Senior Dawson Chindamo, his foot in a boot, wasn’t able to play in this one, but he was part of the team and has the medal to prove it.

Three Seahawks will live in cyberspace for an eternity, even if they aren’t ready to watch the play that put them there.

McDermott, King and Easter had Kinnamon triple-covered on the Friday night shot that was shown repeatedly on ESPN SportsCenter.

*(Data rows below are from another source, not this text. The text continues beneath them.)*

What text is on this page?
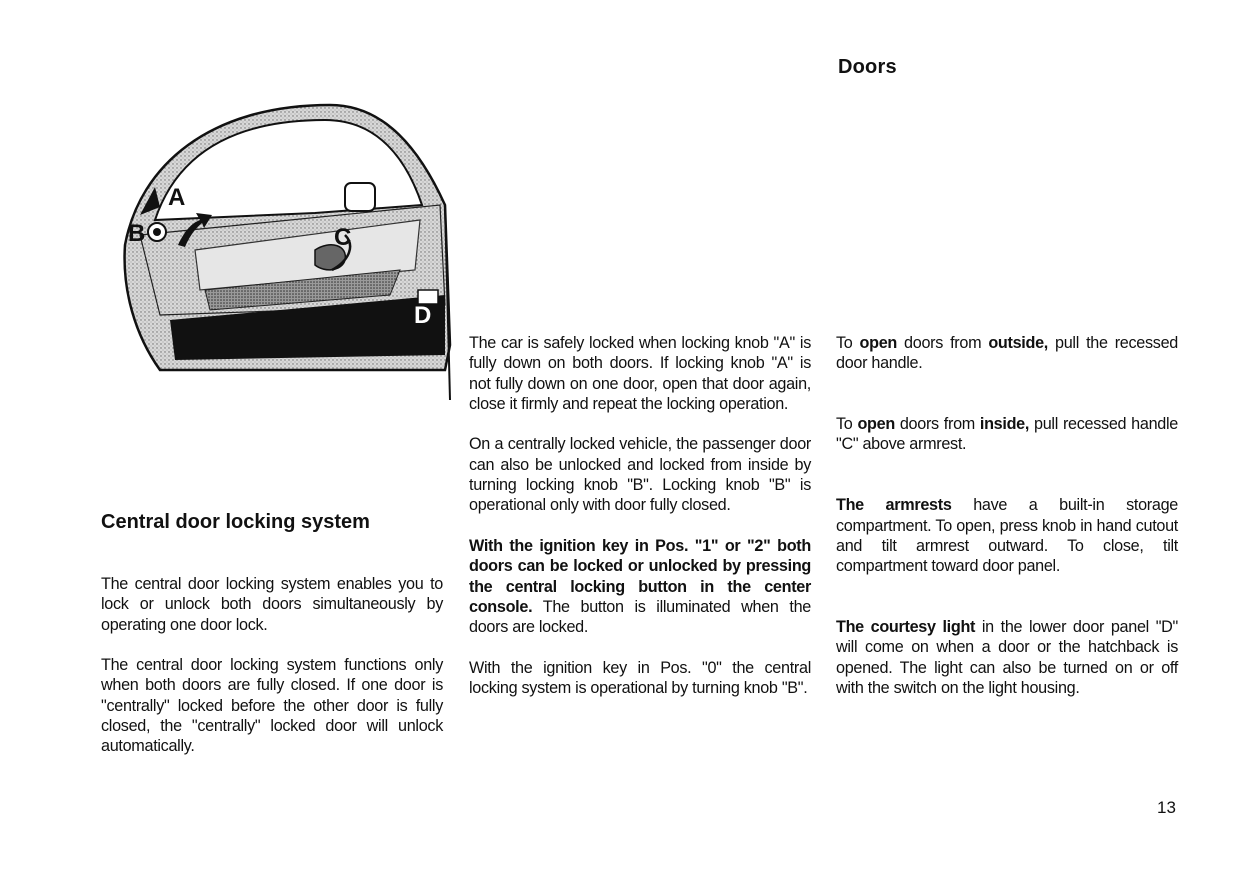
Doors
A
B	C
D
Central door locking system

The central door locking system enables you to lock or unlock both doors simultaneously by operating one door lock.

The central door locking system functions only when both doors are fully closed. If one door is "centrally" locked before the other door is fully closed, the "centrally" locked door will unlock automatically.

The car is safely locked when locking knob "A" is fully down on both doors. If locking knob "A" is not fully down on one door, open that door again, close it firmly and repeat the locking operation.

On a centrally locked vehicle, the passenger door can also be unlocked and locked from inside by turning locking knob "B". Locking knob "B" is operational only with door fully closed.

With the ignition key in Pos. "1" or "2" both doors can be locked or unlocked by pressing the central locking button in the center console. The button is illuminated when the doors are locked.

With the ignition key in Pos. "0" the central locking system is operational by turning knob "B".

To open doors from outside, pull the recessed door handle.

To open doors from inside, pull recessed handle "C" above armrest.

The armrests have a built-in storage compartment. To open, press knob in hand cutout and tilt armrest outward. To close, tilt compartment toward door panel.

The courtesy light in the lower door panel "D" will come on when a door or the hatchback is opened. The light can also be turned on or off with the switch on the light housing.

13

“Every coach in America knows you’re supposed to have four guys guarding a shooter from 40 feet,” Battles quipped. “I messed up. We only had three guys on him.”

Said McDermott: “That’s not the way I want to be on SportsCenter, to be honest, but I guess since he hit the shot, it’s cool he got to be known world-wide. It was just a miracle. It was sad it went the other way this time.”

King shook his head at the memory of the miracle.

“Yeah, it was crazy. Wild shot. I don’t know. It was wild,” King said. “Steph Curry can make that, I guess, and I guess (Kinnamon) can too.”

The Seahawks (20-5) made enough shots Saturday to make the 85-mile drive back to Lawrence one filled with pride, reflecting on a successful season and wishing they had had a chance to play a seventh overtime, or an eighth, ninth or 10th if that’s what it would have taken to put them in the championship game.

SEABURY (68)

Mikey Wycoff 8-10 1-2 19, Zachary McDermott 5-13 4-6 15, Thomas Dizerega 2-4 5-7 9, Bansi King 5-10 0-0 14, Austin Gaumer 2-4 0-0 5, Amir Shami 0-2 1-2 1, Cobe Green 0-1 0-0 0, Maxwell Easter 1-5 0-0 3, Christopher Green Jr. 1-1 0-1 2, Oliver Rong Xu 0-1 0-0 0, Luke Hornberger 0-2 0-0 0. Totals 24-53 11-18 68.

HOXIE (56)

Logan Weimer 0-6 2-2 2, Jarrod Dible 4-10 0-1 11, Easton Slipke 4-10 2-2 12, Latham Schwartz 5-9 2-4 14, Sean Robben 4-6 0-2 8, Troyal Burris 1-2 0-0 3, Taylor Burris 2-3 0-0 4, Luke Schippers 1-1 0-0 2. Totals 21-47 6-11 56.

Seabury 12 12 25 19 — 68

Hoxie 13 7 11 25 — 56

3-point goals: Seabury 9-22 (King 4, Wycoff 2, McDermott, Gaumer, Easter. Fouled out: None. Turnovers: Seabury 4, Hoxie 9.